Todos sabemos que o tempo está curto. Seja por um desastre natural antes impensável que bate à nossa porta, seja por uma crise financeira mundial sem precedentes, sabemos que o tempo urge. Precisamos encarar os temas de sustentabilidade de forma muito correta, profunda. Os profissionais de comunicação têm um papel fundamental nesta agenda. Somos nós que ajudamos a amplificar, formar opiniões, convencer. O poder da comunicação, assim como todo poder, pode ser para o bem ou para o mal (guardadas aqui as devidas proporções do que é “mal”). Em termos de sustentabilidade, não há mais espaço para um poder que não construa. Um poder que não use cada oportunidade de aproximação com seu leitor, ouvinte, telespectador para conscientizar sobre de que mundo, afinal, estamos falando e precisamos (re)construir.

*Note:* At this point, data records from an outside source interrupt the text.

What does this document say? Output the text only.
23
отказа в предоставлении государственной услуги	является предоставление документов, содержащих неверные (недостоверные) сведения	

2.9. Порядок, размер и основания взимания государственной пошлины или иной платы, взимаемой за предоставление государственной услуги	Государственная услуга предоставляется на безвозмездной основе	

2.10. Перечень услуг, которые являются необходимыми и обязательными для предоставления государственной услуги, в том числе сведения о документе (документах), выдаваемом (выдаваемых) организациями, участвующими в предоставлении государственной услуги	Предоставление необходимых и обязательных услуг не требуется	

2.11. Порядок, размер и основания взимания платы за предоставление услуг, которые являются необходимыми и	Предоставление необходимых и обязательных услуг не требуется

Clamo aqui por algo que pode soar até pueril. Clamo por um olhar maior sobre nossas atividades. É possível, e necessário, usar todos os recursos de jornalismo, marketing e relações públicas em prol - de novo - do mundo que precisamos construir. Um mundo mais sustentável, mais justo, mais humano. Não tenho a mínima dúvida de que as empresas e consumidores ao redor do mundo estão cada vez mais sensíveis e desejosos disso. Não podemos mais fugir a este desafio. Ele pede, no entanto, que abramos mão de fórmulas conhecidas e bem sucedidas. Correndo o risco, inclusive, de fracassar algumas vezes.

Mas, o que é a vida se não corrermos riscos...?

(*) Sonia Consiglio Favaretto é Colunista de Plurale, colaborando com um artigo por mês. É jornalista e pós-graduada em Comunicação Empresarial. Superintendente de Sustentabilidade do Itaú Unibanco, é também Diretora Setorial de responsabilidade Social e Sustentabilidade da Febraban - Federação Brasileira de Bancos.